The introduction of My25 has also had a positive impact on the staff who work in the supported homes. Time that was previously used to meticulously plan and prep meals can now be used to spend more one-on-one time with residents.
“Staff have more creative meal ideas and are not cooking the same meals over and over,” Lorriana Dix, executive director of Salem and children’s programs in south New Jersey, said. “The shopping list that is created helps staff to spend less time in the store and they can stick to what is needed in the home.”
Although the prescribed menus are nice for residents and staff, they are not infallible. In cases where one part of a menu does not work for an individual, staff members can call the professionals and talk through the predicament. In one situation, a recipe called for beef, however, one person in the home was not able to reliably chew beef. After consulting with the chef, it was recommended that the recipe should be tried with chicken. That substitution seems simple, but when the staff is cooking for individuals with specialized diet, no substitution should be made glibly.
“They are real people we can speak to for advice,” Dix said. “If there is something listed our individuals do not like we can reach out to have it changed.”

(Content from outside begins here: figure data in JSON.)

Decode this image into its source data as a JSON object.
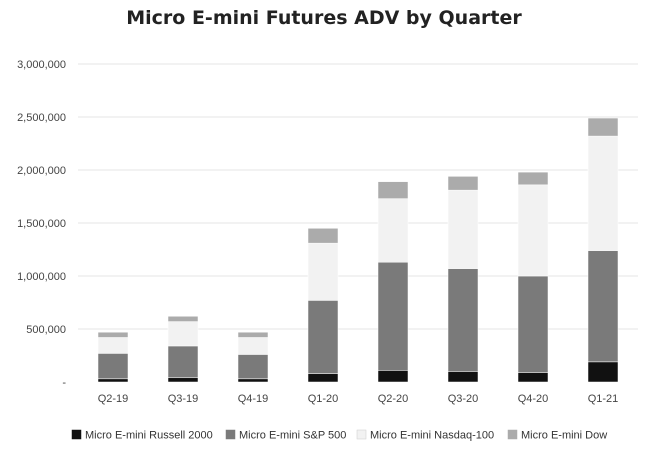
{
  "chart_data": {
    "type": "bar",
    "stacked": true,
    "title": "Micro E-mini Futures ADV by Quarter",
    "xlabel": "",
    "ylabel": "",
    "ylim": [
      0,
      3000000
    ],
    "yticks": [
      0,
      500000,
      1000000,
      1500000,
      2000000,
      2500000,
      3000000
    ],
    "ytick_labels": [
      "-",
      "500,000",
      "1,000,000",
      "1,500,000",
      "2,000,000",
      "2,500,000",
      "3,000,000"
    ],
    "grid": true,
    "legend_position": "bottom",
    "categories": [
      "Q2-19",
      "Q3-19",
      "Q4-19",
      "Q1-20",
      "Q2-20",
      "Q3-20",
      "Q4-20",
      "Q1-21"
    ],
    "series": [
      {
        "name": "Micro E-mini Russell 2000",
        "color": "#111111",
        "values": [
          30000,
          40000,
          30000,
          80000,
          110000,
          100000,
          90000,
          190000
        ]
      },
      {
        "name": "Micro E-mini S&P 500",
        "color": "#7a7a7a",
        "values": [
          240000,
          300000,
          230000,
          690000,
          1020000,
          970000,
          910000,
          1050000
        ]
      },
      {
        "name": "Micro E-mini Nasdaq-100",
        "color": "#f2f2f2",
        "values": [
          150000,
          230000,
          160000,
          540000,
          600000,
          740000,
          860000,
          1080000
        ]
      },
      {
        "name": "Micro E-mini Dow",
        "color": "#ababab",
        "values": [
          50000,
          50000,
          50000,
          140000,
          160000,
          130000,
          120000,
          170000
        ]
      }
    ]
  }
}
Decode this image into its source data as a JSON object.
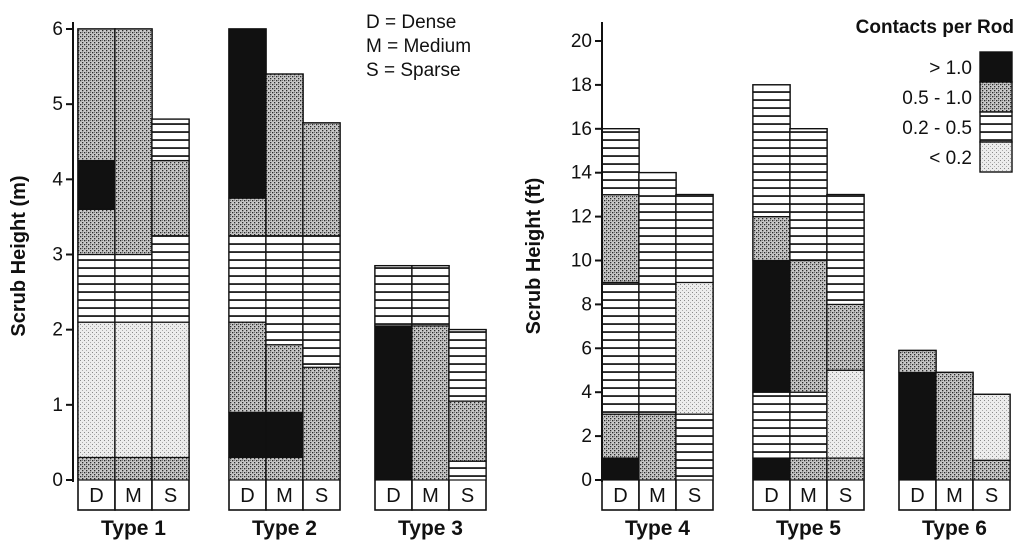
{
  "chart_data": [
    {
      "type": "bar",
      "stacked": true,
      "ylabel": "Scrub Height (m)",
      "ylim": [
        0,
        6
      ],
      "yticks": [
        "0",
        "1",
        "2",
        "3",
        "4",
        "5",
        "6"
      ],
      "categories": [
        "D",
        "M",
        "S"
      ],
      "notes": [
        "D = Dense",
        "M = Medium",
        "S = Sparse"
      ],
      "groups": [
        {
          "name": "Type 1",
          "bars": [
            {
              "cat": "D",
              "segments": [
                {
                  "class": "0.5 - 1.0",
                  "from": 0,
                  "to": 0.3
                },
                {
                  "class": "< 0.2",
                  "from": 0.3,
                  "to": 2.1
                },
                {
                  "class": "0.2 - 0.5",
                  "from": 2.1,
                  "to": 3.0
                },
                {
                  "class": "0.5 - 1.0",
                  "from": 3.0,
                  "to": 3.6
                },
                {
                  "class": "> 1.0",
                  "from": 3.6,
                  "to": 4.25
                },
                {
                  "class": "0.5 - 1.0",
                  "from": 4.25,
                  "to": 6.0
                }
              ]
            },
            {
              "cat": "M",
              "segments": [
                {
                  "class": "0.5 - 1.0",
                  "from": 0,
                  "to": 0.3
                },
                {
                  "class": "< 0.2",
                  "from": 0.3,
                  "to": 2.1
                },
                {
                  "class": "0.2 - 0.5",
                  "from": 2.1,
                  "to": 3.0
                },
                {
                  "class": "0.5 - 1.0",
                  "from": 3.0,
                  "to": 6.0
                }
              ]
            },
            {
              "cat": "S",
              "segments": [
                {
                  "class": "0.5 - 1.0",
                  "from": 0,
                  "to": 0.3
                },
                {
                  "class": "< 0.2",
                  "from": 0.3,
                  "to": 2.1
                },
                {
                  "class": "0.2 - 0.5",
                  "from": 2.1,
                  "to": 3.25
                },
                {
                  "class": "0.5 - 1.0",
                  "from": 3.25,
                  "to": 4.25
                },
                {
                  "class": "0.2 - 0.5",
                  "from": 4.25,
                  "to": 4.8
                }
              ]
            }
          ]
        },
        {
          "name": "Type 2",
          "bars": [
            {
              "cat": "D",
              "segments": [
                {
                  "class": "0.5 - 1.0",
                  "from": 0,
                  "to": 0.3
                },
                {
                  "class": "> 1.0",
                  "from": 0.3,
                  "to": 0.9
                },
                {
                  "class": "0.5 - 1.0",
                  "from": 0.9,
                  "to": 2.1
                },
                {
                  "class": "0.2 - 0.5",
                  "from": 2.1,
                  "to": 3.25
                },
                {
                  "class": "0.5 - 1.0",
                  "from": 3.25,
                  "to": 3.75
                },
                {
                  "class": "> 1.0",
                  "from": 3.75,
                  "to": 6.0
                }
              ]
            },
            {
              "cat": "M",
              "segments": [
                {
                  "class": "0.5 - 1.0",
                  "from": 0,
                  "to": 0.3
                },
                {
                  "class": "> 1.0",
                  "from": 0.3,
                  "to": 0.9
                },
                {
                  "class": "0.5 - 1.0",
                  "from": 0.9,
                  "to": 1.8
                },
                {
                  "class": "0.2 - 0.5",
                  "from": 1.8,
                  "to": 3.25
                },
                {
                  "class": "0.5 - 1.0",
                  "from": 3.25,
                  "to": 5.4
                }
              ]
            },
            {
              "cat": "S",
              "segments": [
                {
                  "class": "0.5 - 1.0",
                  "from": 0,
                  "to": 1.5
                },
                {
                  "class": "0.2 - 0.5",
                  "from": 1.5,
                  "to": 3.25
                },
                {
                  "class": "0.5 - 1.0",
                  "from": 3.25,
                  "to": 4.75
                }
              ]
            }
          ]
        },
        {
          "name": "Type 3",
          "bars": [
            {
              "cat": "D",
              "segments": [
                {
                  "class": "> 1.0",
                  "from": 0,
                  "to": 2.05
                },
                {
                  "class": "0.2 - 0.5",
                  "from": 2.05,
                  "to": 2.85
                }
              ]
            },
            {
              "cat": "M",
              "segments": [
                {
                  "class": "0.5 - 1.0",
                  "from": 0,
                  "to": 2.05
                },
                {
                  "class": "0.2 - 0.5",
                  "from": 2.05,
                  "to": 2.85
                }
              ]
            },
            {
              "cat": "S",
              "segments": [
                {
                  "class": "0.2 - 0.5",
                  "from": 0,
                  "to": 0.25
                },
                {
                  "class": "0.5 - 1.0",
                  "from": 0.25,
                  "to": 1.05
                },
                {
                  "class": "0.2 - 0.5",
                  "from": 1.05,
                  "to": 2.0
                }
              ]
            }
          ]
        }
      ]
    },
    {
      "type": "bar",
      "stacked": true,
      "ylabel": "Scrub Height (ft)",
      "ylim": [
        0,
        20
      ],
      "yticks": [
        "0",
        "2",
        "4",
        "6",
        "8",
        "10",
        "12",
        "14",
        "16",
        "18",
        "20"
      ],
      "categories": [
        "D",
        "M",
        "S"
      ],
      "groups": [
        {
          "name": "Type 4",
          "bars": [
            {
              "cat": "D",
              "segments": [
                {
                  "class": "> 1.0",
                  "from": 0,
                  "to": 1
                },
                {
                  "class": "0.5 - 1.0",
                  "from": 1,
                  "to": 3
                },
                {
                  "class": "0.2 - 0.5",
                  "from": 3,
                  "to": 9
                },
                {
                  "class": "0.5 - 1.0",
                  "from": 9,
                  "to": 13
                },
                {
                  "class": "0.2 - 0.5",
                  "from": 13,
                  "to": 16
                }
              ]
            },
            {
              "cat": "M",
              "segments": [
                {
                  "class": "0.5 - 1.0",
                  "from": 0,
                  "to": 3
                },
                {
                  "class": "0.2 - 0.5",
                  "from": 3,
                  "to": 14
                }
              ]
            },
            {
              "cat": "S",
              "segments": [
                {
                  "class": "0.2 - 0.5",
                  "from": 0,
                  "to": 3
                },
                {
                  "class": "< 0.2",
                  "from": 3,
                  "to": 9
                },
                {
                  "class": "0.2 - 0.5",
                  "from": 9,
                  "to": 13
                }
              ]
            }
          ]
        },
        {
          "name": "Type 5",
          "bars": [
            {
              "cat": "D",
              "segments": [
                {
                  "class": "> 1.0",
                  "from": 0,
                  "to": 1
                },
                {
                  "class": "0.2 - 0.5",
                  "from": 1,
                  "to": 4
                },
                {
                  "class": "> 1.0",
                  "from": 4,
                  "to": 10
                },
                {
                  "class": "0.5 - 1.0",
                  "from": 10,
                  "to": 12
                },
                {
                  "class": "0.2 - 0.5",
                  "from": 12,
                  "to": 18
                }
              ]
            },
            {
              "cat": "M",
              "segments": [
                {
                  "class": "0.5 - 1.0",
                  "from": 0,
                  "to": 1
                },
                {
                  "class": "0.2 - 0.5",
                  "from": 1,
                  "to": 4
                },
                {
                  "class": "0.5 - 1.0",
                  "from": 4,
                  "to": 10
                },
                {
                  "class": "0.2 - 0.5",
                  "from": 10,
                  "to": 16
                }
              ]
            },
            {
              "cat": "S",
              "segments": [
                {
                  "class": "0.5 - 1.0",
                  "from": 0,
                  "to": 1
                },
                {
                  "class": "< 0.2",
                  "from": 1,
                  "to": 5
                },
                {
                  "class": "0.5 - 1.0",
                  "from": 5,
                  "to": 8
                },
                {
                  "class": "0.2 - 0.5",
                  "from": 8,
                  "to": 13
                }
              ]
            }
          ]
        },
        {
          "name": "Type 6",
          "bars": [
            {
              "cat": "D",
              "segments": [
                {
                  "class": "> 1.0",
                  "from": 0,
                  "to": 4.9
                },
                {
                  "class": "0.5 - 1.0",
                  "from": 4.9,
                  "to": 5.9
                }
              ]
            },
            {
              "cat": "M",
              "segments": [
                {
                  "class": "0.5 - 1.0",
                  "from": 0,
                  "to": 4.9
                }
              ]
            },
            {
              "cat": "S",
              "segments": [
                {
                  "class": "0.5 - 1.0",
                  "from": 0,
                  "to": 0.9
                },
                {
                  "class": "< 0.2",
                  "from": 0.9,
                  "to": 3.9
                }
              ]
            }
          ]
        }
      ]
    }
  ],
  "legend": {
    "title": "Contacts per Rod",
    "placement": "top-right",
    "items": [
      {
        "label": "> 1.0",
        "pattern": "solid-black"
      },
      {
        "label": "0.5 - 1.0",
        "pattern": "dense-stipple"
      },
      {
        "label": "0.2 - 0.5",
        "pattern": "horizontal-lines"
      },
      {
        "label": "< 0.2",
        "pattern": "light-stipple"
      }
    ]
  }
}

The partnership with My25 is just one example of the ways Allies uses partnerships and opportunities to improve the lives of the people we care for.
“Partnerships, invite change,” Dix said. “Change is inevitable and can be a great thing.”
“In the beginning some of the homes were apprehensive that My25 would be a benefit for their homes,” Dix said. “Once they realized some of the ingredients were items they could use in other meals and the shopping list was keeping them from buying unnecessary items, they began to see the benefits.”
At the start of November, there were nine homes participating in the arrangement with My25. As of Dec. 1, 2023, 21 Allies group homes throughout New Jersey were taking part in the program, King said.